BMA. Do you see a point in the future where knowledge management as a business strategy may become obsolete or superseded by a different strategy more relevant to a new business environment?

YM. As evident from a recent analysis of the knowledge management field, we observe that many of the most significant business, management and technology trends are coalescing under the umbrella of KM. That is one possible reason why it is difficult to find a common understanding of KM across various companies and organisations in the world. However, there seems to be a greater consensus that is emerging around some key themes. Firstly, KM is not the same as ICT or e-business. Secondly, people and processes are critical to KM. Finally, KM is essential for survival and performance in the emerging global economy.

Would KM become obsolete or superseded by a different strategy relevant to a new business environment? One may reflect on this issue by thinking about past strategies such as human resource management (HRM), total quality management (TQM) and business process reengineering (BPR). Have these become obsolete? The answer is both yes and no. They have become obsolete in the form in which they were proposed and practiced originally. However, there are still critical parts of the KM strategy and its execution that depend upon interesting combinations drawn from these 'past' strategies relevant to the 'old' business environment.

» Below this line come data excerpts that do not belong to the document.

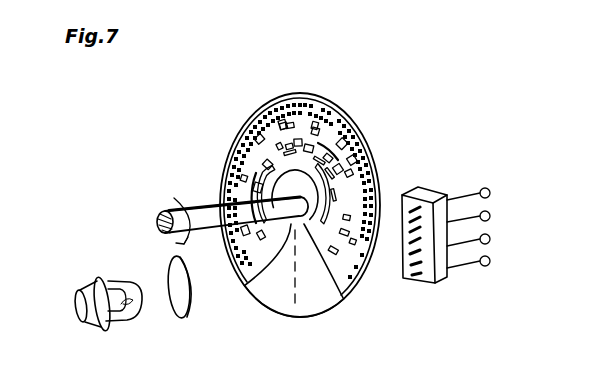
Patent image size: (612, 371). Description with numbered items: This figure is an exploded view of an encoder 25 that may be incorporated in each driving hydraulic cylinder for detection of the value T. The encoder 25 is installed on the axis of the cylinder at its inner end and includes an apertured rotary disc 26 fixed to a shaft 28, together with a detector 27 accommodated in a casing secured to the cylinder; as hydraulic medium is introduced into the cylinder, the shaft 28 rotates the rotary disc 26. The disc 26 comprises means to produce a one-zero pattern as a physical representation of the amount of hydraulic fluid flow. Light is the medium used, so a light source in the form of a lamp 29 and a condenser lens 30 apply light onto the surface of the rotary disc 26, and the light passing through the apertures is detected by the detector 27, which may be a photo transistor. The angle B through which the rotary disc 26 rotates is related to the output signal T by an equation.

The encoder 25 is at (366, 128).
The apertured rotary disc 26 is at (283, 105).
The detector 27 is at (407, 280).
The shaft 28 is at (172, 212).
The lamp 29 is at (130, 325).
The condenser lens 30 is at (191, 311).
The angle of rotation of the rotary disc B is at (181, 199).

Another issue is to understand KM as a discipline of practice, as many worldwide governments, organisations and institutions have observed when relating to our worldwide contributions to research, practice and thought leadership (various alternative perspectives of KM strategies and their execution are discussed on our web portals www.kmnetwork.com and www.kmbook.com). Based on our practice as well as understanding of worldwide KM practices over the past decade, we believe that our perspective may have a greater shelf-life than some other IT-only, HR-only or strategy-only focused perspectives that have been proposed. The endnote is that, finally, any business strategy has to tackle the issue of sustainable business performance in an ever-changing business environment. Any strategy that can deliver this better than ever and better than others, by any name, would be a great strategy.

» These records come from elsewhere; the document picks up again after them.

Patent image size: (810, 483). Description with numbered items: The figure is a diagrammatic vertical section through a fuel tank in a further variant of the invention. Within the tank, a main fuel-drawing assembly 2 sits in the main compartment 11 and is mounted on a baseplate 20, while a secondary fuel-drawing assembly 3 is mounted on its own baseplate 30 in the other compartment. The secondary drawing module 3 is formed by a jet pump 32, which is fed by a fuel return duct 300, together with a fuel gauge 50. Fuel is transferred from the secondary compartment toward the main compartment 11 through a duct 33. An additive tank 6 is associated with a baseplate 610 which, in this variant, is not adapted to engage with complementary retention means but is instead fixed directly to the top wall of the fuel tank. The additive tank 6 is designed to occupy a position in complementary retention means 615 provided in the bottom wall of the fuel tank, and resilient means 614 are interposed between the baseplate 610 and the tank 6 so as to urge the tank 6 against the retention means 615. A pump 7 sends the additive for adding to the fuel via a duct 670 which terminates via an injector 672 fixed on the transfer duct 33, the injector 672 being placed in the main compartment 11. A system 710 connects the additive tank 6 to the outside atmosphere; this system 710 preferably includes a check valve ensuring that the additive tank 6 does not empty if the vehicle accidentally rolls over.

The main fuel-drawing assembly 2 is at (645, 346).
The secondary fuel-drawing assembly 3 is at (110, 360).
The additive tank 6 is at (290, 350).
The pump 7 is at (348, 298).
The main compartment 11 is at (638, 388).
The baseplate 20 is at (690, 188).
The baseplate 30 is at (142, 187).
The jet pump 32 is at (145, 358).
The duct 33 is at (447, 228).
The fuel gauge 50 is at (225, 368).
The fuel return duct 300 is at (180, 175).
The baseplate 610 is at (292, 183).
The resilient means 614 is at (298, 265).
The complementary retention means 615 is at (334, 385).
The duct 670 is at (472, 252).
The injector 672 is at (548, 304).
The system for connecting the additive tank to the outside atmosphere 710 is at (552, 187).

BMA. What, in your opinion, will drive growth in knowledge management in the Asia Pacific region over the coming 18 months?

YM. In my earlier response about trends in Asia, I have tried to draw some comparisons in the evolution of KM in various countries in the Asia Pacific region. The key drivers that are expected to drive growth of KM in Asia Pacific are related to increasingly inter-connected global markets, speedy innovation and less expensive execution. The transition of worldwide economies to information-based and knowledge-based economies is resulting in the fundamental transformation of business models and the way work gets done. Asia Pacific is home to a large percentage of highly educated and industrious knowledge workers and professionals who are recognised for innovation. As the focus of business performance shifts from the land, labour and capital-oriented industrial economy to a knowledge-based economy, we expect to see strong growth in Asia Pacific compared with other countries. However, for most countries in this region, what will most critically drive growth in KM and its performance is the alignment of government, the public sector and the private sector in policy-making and execution.

As the economies of the developed world demonstrate increasingly greater growth based on knowledge-based goods and services, Asia Pacific can play a vital role as a collaborator, as well as a leader in its own right. One may expect diverse trends of growth as evident from current fragmentation and variances in KM practices in the South East Asian region, the South Asian region and the Middle-East region. Key challenges in terms of education, literacy, poverty and political stability would affect the future growth trajectories of KM and economic progress. As ICT-enabled work gets done everywhere and the world's largest reservoir of brainpower overcomes the limitations of financial capital, one may expect to see tremendous growth in this region.